Una risa inesperada fulguró en mis sentidos.
—Después de todo, somos un imán de situaciones incómodas —alegué.
Él inesperadamente se unió ante mi jolgorio. Tenía que admitir que en ocasiones, el Hilton me caía un poquitico bien, pero solo en ocasiones. ¡Vale!
—Vamos, loquita. —Me ofreció su mano—. Tenemos que salir de aquí.
Tomé posición vertical con ayuda de Alexandre, otros siete minutos más en la marcha, esta vez sin tacones del infierno. Mi vista ya comenzaba a nublar por el agotamiento.
Alexandre estaba delante de mí como un guía turístico. Sentí que mi tobillo se tambaleó, lo que hizo que propinara tres pasos hacia atrás para evitar caerme al suelo.
Sin precedentes, la superficie se terminó. Resbalé en un escondido bache, dejándome a mereced de un rocosa caída.

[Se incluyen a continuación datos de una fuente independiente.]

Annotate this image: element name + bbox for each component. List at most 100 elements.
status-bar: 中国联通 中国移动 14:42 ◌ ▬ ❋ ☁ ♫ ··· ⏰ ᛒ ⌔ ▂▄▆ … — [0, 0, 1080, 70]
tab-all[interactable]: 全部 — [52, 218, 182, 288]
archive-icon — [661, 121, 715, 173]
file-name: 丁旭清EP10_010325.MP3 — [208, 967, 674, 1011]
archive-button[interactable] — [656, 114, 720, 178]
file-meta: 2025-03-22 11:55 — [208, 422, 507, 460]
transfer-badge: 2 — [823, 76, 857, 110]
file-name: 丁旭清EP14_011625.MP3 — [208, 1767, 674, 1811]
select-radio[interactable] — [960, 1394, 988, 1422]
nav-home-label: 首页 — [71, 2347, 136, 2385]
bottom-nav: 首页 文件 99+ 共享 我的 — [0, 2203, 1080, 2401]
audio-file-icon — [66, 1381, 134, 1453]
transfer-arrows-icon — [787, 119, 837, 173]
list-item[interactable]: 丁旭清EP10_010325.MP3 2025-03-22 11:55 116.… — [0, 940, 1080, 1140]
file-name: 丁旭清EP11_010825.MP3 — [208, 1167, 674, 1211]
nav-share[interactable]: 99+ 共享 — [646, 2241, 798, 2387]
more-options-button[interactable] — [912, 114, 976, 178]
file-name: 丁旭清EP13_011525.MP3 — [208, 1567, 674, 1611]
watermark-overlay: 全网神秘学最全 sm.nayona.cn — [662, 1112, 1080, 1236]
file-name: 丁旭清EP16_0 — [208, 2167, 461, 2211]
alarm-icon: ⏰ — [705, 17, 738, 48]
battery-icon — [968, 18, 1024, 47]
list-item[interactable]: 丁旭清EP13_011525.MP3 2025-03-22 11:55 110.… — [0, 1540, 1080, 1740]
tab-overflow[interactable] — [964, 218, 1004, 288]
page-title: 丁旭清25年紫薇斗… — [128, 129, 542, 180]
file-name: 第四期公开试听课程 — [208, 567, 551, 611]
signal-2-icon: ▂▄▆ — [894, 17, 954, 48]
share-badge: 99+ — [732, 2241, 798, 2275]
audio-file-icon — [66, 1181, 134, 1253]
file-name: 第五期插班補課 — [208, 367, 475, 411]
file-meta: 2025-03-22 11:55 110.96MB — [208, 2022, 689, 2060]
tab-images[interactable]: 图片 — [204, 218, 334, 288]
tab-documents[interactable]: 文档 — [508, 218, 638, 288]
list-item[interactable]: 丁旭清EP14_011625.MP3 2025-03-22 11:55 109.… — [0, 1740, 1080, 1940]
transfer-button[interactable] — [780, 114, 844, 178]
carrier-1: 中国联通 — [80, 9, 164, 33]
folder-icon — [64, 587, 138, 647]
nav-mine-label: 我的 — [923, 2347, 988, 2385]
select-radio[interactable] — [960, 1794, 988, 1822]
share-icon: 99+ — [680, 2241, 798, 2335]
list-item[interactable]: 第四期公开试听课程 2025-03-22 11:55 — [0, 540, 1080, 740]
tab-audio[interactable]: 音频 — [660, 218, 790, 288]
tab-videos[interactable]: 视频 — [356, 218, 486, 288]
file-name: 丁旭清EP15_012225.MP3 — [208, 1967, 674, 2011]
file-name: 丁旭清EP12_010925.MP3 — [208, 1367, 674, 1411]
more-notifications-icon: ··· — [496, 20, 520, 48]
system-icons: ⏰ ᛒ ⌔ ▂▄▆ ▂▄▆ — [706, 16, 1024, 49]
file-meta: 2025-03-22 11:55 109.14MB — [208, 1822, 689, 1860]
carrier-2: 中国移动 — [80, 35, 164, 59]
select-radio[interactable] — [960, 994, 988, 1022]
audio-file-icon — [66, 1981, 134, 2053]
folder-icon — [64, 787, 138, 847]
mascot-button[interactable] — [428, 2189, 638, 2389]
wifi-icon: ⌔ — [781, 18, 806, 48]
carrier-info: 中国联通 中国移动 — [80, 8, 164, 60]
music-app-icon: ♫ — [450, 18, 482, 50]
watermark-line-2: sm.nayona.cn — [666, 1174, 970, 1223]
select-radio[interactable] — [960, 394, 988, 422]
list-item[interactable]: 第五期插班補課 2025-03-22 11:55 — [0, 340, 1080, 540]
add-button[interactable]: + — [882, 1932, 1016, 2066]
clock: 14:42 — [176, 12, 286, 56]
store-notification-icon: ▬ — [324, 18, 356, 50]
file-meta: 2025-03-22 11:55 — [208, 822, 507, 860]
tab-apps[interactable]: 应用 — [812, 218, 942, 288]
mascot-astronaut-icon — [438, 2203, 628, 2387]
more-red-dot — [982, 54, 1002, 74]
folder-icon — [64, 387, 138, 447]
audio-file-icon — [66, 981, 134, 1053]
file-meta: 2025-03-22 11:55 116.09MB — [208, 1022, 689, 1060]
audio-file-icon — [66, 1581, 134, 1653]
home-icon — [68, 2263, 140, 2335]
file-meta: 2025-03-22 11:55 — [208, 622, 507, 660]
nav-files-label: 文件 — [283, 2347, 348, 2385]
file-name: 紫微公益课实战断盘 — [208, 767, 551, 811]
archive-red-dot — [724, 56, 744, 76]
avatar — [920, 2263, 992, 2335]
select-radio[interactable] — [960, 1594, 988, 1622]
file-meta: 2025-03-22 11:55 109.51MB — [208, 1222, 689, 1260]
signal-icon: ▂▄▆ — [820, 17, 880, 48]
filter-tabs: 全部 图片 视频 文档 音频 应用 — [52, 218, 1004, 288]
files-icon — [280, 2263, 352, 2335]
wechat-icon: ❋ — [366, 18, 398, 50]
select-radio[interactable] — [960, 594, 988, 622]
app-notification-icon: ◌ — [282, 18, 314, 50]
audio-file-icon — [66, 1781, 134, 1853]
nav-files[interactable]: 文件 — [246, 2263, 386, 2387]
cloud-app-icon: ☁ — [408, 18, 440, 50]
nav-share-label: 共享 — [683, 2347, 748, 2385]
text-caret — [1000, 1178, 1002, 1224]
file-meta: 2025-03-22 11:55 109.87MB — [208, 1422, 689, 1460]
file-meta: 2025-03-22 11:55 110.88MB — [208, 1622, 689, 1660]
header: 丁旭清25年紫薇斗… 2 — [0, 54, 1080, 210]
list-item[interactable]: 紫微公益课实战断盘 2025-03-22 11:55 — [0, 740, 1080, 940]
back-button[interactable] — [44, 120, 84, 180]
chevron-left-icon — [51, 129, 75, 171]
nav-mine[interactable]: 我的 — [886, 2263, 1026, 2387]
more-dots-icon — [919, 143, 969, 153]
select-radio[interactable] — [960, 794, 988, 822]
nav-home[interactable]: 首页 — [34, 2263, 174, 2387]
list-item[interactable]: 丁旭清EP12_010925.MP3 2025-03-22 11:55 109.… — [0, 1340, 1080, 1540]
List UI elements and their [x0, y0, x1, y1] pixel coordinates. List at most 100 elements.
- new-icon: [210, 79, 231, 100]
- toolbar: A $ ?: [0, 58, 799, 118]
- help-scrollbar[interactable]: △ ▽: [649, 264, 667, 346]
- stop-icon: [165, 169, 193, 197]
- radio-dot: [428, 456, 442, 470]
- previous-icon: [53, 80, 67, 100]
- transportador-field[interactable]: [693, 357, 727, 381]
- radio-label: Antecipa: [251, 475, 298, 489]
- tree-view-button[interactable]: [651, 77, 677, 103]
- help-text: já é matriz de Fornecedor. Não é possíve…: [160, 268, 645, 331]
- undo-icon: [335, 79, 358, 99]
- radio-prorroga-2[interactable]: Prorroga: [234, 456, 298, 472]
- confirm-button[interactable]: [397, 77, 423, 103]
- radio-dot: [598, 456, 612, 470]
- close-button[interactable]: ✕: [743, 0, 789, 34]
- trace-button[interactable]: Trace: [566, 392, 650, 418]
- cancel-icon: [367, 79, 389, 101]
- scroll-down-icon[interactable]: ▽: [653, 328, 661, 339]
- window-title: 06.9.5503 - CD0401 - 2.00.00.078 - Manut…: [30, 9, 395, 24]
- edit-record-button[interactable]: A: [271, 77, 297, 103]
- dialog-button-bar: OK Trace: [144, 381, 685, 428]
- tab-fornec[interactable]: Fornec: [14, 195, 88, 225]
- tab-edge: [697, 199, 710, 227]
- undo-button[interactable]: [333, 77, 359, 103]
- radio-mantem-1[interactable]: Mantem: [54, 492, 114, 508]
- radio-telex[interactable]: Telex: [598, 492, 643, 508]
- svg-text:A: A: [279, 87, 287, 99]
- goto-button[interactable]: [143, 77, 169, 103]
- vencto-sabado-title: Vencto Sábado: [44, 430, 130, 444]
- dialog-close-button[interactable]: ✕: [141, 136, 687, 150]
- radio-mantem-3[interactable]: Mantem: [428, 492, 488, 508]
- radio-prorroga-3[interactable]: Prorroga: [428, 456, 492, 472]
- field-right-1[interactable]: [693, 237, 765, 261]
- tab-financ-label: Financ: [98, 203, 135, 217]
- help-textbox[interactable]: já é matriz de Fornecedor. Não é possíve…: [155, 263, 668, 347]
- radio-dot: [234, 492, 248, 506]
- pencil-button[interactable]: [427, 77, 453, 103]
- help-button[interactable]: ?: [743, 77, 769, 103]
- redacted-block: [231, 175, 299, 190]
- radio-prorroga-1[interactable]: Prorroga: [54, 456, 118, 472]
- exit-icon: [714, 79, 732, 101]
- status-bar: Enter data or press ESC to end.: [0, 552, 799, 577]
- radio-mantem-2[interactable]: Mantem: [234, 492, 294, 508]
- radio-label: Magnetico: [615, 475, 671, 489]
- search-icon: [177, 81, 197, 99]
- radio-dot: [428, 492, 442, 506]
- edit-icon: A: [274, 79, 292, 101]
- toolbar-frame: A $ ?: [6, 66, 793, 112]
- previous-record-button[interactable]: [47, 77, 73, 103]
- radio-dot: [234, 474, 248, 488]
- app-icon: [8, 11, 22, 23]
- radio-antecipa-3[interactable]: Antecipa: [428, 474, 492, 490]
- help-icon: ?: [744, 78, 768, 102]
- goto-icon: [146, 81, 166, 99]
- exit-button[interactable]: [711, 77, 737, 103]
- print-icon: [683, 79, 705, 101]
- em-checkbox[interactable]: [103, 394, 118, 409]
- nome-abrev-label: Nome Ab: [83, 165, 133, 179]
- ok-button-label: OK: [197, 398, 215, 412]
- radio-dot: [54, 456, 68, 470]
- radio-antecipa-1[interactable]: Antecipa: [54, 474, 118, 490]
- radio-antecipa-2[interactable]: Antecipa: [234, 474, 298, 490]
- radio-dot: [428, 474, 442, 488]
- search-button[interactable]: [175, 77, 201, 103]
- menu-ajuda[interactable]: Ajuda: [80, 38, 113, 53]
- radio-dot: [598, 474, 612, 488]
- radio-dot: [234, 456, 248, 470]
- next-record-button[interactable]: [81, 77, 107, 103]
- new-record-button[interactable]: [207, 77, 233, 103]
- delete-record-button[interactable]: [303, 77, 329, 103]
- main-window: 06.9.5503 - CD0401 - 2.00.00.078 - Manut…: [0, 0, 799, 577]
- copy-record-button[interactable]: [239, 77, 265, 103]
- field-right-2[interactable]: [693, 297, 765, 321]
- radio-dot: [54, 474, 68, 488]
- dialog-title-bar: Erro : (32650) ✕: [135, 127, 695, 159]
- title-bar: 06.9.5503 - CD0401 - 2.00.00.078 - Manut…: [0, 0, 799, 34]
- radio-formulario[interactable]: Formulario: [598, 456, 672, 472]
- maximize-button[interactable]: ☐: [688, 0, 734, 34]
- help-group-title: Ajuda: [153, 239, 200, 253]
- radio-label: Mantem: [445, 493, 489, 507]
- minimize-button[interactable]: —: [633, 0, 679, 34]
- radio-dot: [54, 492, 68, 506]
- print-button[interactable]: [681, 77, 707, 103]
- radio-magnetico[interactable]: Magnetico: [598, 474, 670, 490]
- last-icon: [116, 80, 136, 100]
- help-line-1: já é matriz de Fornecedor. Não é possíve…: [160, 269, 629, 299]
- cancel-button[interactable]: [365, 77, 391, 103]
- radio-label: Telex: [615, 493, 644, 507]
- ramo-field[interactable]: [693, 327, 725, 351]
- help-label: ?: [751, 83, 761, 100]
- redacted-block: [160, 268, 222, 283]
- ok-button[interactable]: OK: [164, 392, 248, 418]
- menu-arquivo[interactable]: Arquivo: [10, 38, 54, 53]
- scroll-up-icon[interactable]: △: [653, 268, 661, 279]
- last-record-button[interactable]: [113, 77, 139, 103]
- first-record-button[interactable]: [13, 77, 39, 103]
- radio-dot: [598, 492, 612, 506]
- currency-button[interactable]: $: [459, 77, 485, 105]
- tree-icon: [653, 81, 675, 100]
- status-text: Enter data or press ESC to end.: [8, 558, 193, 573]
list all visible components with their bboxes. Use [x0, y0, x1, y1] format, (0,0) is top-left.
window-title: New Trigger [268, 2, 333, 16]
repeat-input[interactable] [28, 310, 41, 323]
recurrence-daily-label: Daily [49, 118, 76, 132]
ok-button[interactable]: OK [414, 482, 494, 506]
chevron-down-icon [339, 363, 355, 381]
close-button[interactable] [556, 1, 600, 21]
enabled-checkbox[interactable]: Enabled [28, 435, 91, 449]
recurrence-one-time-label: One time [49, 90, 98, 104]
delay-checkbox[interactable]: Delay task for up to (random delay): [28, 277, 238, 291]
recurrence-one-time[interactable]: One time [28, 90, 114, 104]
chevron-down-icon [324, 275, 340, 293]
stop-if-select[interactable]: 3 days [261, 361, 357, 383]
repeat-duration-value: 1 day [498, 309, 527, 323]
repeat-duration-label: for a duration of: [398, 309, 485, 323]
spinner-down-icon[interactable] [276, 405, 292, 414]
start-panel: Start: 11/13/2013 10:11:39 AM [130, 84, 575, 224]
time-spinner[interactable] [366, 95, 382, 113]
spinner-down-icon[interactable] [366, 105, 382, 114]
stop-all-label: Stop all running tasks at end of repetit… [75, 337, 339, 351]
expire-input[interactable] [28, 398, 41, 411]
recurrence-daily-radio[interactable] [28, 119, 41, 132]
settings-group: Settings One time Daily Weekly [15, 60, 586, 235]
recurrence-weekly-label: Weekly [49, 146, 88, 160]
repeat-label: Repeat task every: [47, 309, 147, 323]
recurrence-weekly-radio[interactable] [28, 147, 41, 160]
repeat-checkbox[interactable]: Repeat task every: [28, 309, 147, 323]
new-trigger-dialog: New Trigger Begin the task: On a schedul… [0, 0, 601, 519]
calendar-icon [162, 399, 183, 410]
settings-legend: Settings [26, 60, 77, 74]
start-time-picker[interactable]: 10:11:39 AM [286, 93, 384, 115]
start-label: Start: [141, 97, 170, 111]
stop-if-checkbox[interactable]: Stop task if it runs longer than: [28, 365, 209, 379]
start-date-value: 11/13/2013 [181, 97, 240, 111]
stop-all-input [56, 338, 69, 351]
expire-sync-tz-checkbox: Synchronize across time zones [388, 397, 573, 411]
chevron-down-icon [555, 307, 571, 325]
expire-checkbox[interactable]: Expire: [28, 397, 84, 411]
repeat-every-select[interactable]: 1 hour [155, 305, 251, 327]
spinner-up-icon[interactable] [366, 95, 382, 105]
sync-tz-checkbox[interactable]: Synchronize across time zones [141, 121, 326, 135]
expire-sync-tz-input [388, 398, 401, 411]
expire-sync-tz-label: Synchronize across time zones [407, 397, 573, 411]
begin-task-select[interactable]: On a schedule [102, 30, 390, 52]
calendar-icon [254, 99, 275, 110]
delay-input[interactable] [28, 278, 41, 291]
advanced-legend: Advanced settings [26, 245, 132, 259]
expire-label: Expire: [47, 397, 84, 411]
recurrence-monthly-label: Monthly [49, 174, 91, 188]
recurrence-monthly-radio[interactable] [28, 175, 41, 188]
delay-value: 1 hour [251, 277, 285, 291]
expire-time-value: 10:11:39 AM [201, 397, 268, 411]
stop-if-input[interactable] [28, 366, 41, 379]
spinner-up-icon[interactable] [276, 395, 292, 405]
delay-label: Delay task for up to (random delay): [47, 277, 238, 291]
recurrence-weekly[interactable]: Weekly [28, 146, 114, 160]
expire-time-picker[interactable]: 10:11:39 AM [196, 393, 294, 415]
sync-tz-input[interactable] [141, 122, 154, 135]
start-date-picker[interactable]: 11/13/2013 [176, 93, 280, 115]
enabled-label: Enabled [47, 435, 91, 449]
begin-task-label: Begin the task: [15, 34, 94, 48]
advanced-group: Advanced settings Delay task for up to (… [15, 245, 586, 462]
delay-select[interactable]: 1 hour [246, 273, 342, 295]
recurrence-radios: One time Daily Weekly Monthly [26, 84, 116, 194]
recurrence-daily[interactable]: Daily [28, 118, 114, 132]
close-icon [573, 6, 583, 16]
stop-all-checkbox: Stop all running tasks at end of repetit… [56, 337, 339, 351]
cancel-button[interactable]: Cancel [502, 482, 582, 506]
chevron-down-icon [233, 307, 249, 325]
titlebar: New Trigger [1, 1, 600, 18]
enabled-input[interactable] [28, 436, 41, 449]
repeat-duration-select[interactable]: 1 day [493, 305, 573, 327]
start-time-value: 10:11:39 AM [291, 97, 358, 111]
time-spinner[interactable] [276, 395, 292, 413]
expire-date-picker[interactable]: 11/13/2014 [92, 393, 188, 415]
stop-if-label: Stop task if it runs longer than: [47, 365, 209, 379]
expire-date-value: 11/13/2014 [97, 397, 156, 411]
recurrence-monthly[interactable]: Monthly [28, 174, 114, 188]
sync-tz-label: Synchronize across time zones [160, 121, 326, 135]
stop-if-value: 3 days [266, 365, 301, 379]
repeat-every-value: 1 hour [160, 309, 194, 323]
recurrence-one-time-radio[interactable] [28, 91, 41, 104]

Suspendida con mis brazos.
—¡¡Alexandre!!
Segunda vez en la noche que gritaba su nombre con tanta fuerza, hasta fracturar mis cuerdas vocales.
—¡Nerea, aguanta!
Alexandre tomó mis muñecas, pero mi cuerpo suspendido en una posición incómoda hacía trabajosa la labor de rescate.
¡Oh, por dios!
Inconscientemente, miré la estrepitosa caída y el miedo se apoderó de mi ser.
—¡No me sueltes, por favor! —Lloré como una niña pequeña.
Si caía, moriría.
—¡Aguanta, por favor! No dejaré que caigas.
Las palmas de sus manos se humedecieron, se convirtió en un jabón difícil de sostener. Mis uñas se encajaron en sus muñecas, perdí las fuerza, iba a morir.